On the New Year's eve, Russians will once again have a chance to ask the president their questions
December 18, Russia President Vladimir Putin will be on the TV and radio air to answer questions of the Russian population. People already now can ask their questions addressed to the president through the Internet or by telephone.

The communication line with the president is to start December 18 at noon. Russia's TV channels Rossiya and The First Channel, Radio Rossiya and Mayak radio stations will broadcast the presidential appearance.
 
People can use the free phone number 8-800-200-40-40 or the website www.linia2003.ru to ask their questions addressed to the president.

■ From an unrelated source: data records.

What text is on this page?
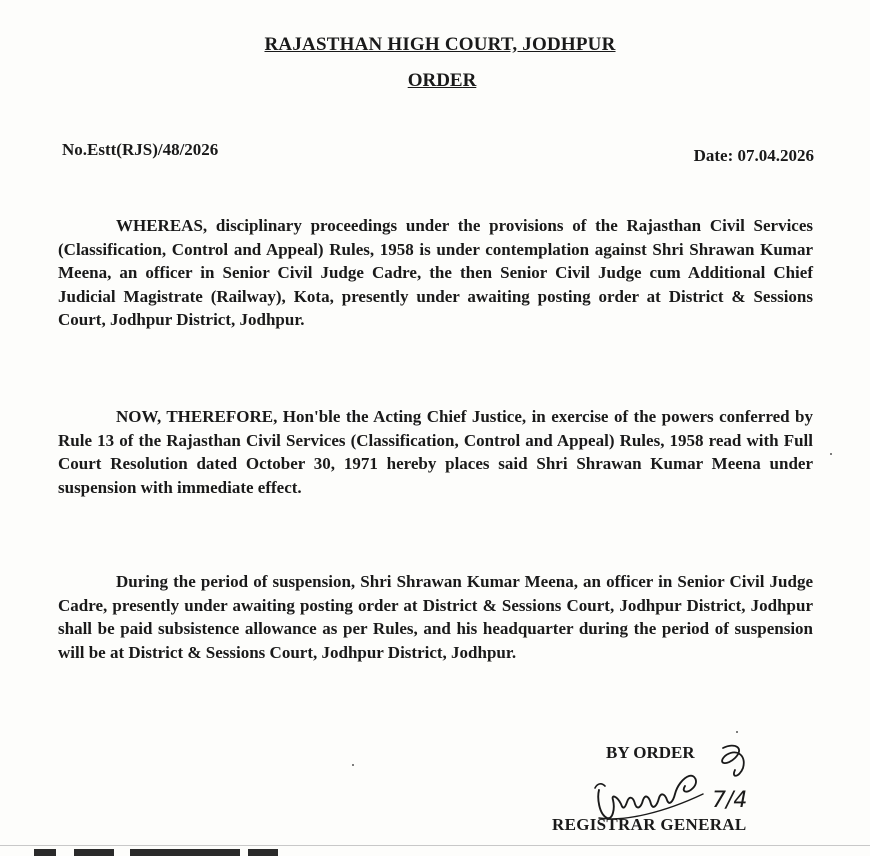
RAJASTHAN HIGH COURT, JODHPUR
ORDER
No.Estt(RJS)/48/2026	Date: 07.04.2026
WHEREAS, disciplinary proceedings under the provisions of the Rajasthan Civil Services (Classification, Control and Appeal) Rules, 1958 is under contemplation against Shri Shrawan Kumar Meena, an officer in Senior Civil Judge Cadre, the then Senior Civil Judge cum Additional Chief Judicial Magistrate (Railway), Kota, presently under awaiting posting order at District & Sessions Court, Jodhpur District, Jodhpur.
NOW, THEREFORE, Hon'ble the Acting Chief Justice, in exercise of the powers conferred by Rule 13 of the Rajasthan Civil Services (Classification, Control and Appeal) Rules, 1958 read with Full Court Resolution dated October 30, 1971 hereby places said Shri Shrawan Kumar Meena under suspension with immediate effect.
During the period of suspension, Shri Shrawan Kumar Meena, an officer in Senior Civil Judge Cadre, presently under awaiting posting order at District & Sessions Court, Jodhpur District, Jodhpur shall be paid subsistence allowance as per Rules, and his headquarter during the period of suspension will be at District & Sessions Court, Jodhpur District, Jodhpur.
BY ORDER
7/4
REGISTRAR GENERAL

The website and the Unified Center for telephone calls processing warn that unfortunately the president would not be able to answer all questions because of the time limit. It is promised that the president will be asked pressing questions immediately on the air. A special questionnaire is to be filled in to send questions to the president through the Internet. The questionnaire requires information about the name, the address, the sex, the citizenship and social status of each correspondent. The columns of age, family status, education, employment and phone number are optional. If correspondents use the telephone number to ask their questions, they will also have to provide exact information concerning their names, addresses and phone numbers, ITAR-TASS reports.
 
It has become a good tradition for President Putin to communicate with the Russian population on the air before the New Year. Vladimir Putin appeared on the air in December of 2001 and 2002. In 2001, the TV appearance lasted for 2 hours 20 minutes when the president answered 47 questions. In 2002, the communication lasted for 2 hours 40 minutes, the population got answers to 50 questions. Over 400,000 questions addressed to the president were received within several days in 2001, while the number of appeals increased up to 1.5 million in 2002. Absolute majority of questions concerned social problems such as accommodation issues, pensions and wages. After the president was on the air for the second time he told journalists that people are more interested about the life of the country. In 2002, Vladimir Putin was particularly pleased that "people did not ask panicky questions, but rather took interest in the prospective and development pace of the country". In his words, this fact proves that "nobody doubts that the country will develop." In both cases, the president admitted that he liked to communicate with the Russian population on the air. Vladimir Putin says this communication provides unique material; this is some kind of opinion poll which allows to see what people in the country are anxious about and what they expect from the government. It takes the president several days to get ready for appearance on the air; the second appearance was easier, Vladimir Putin says.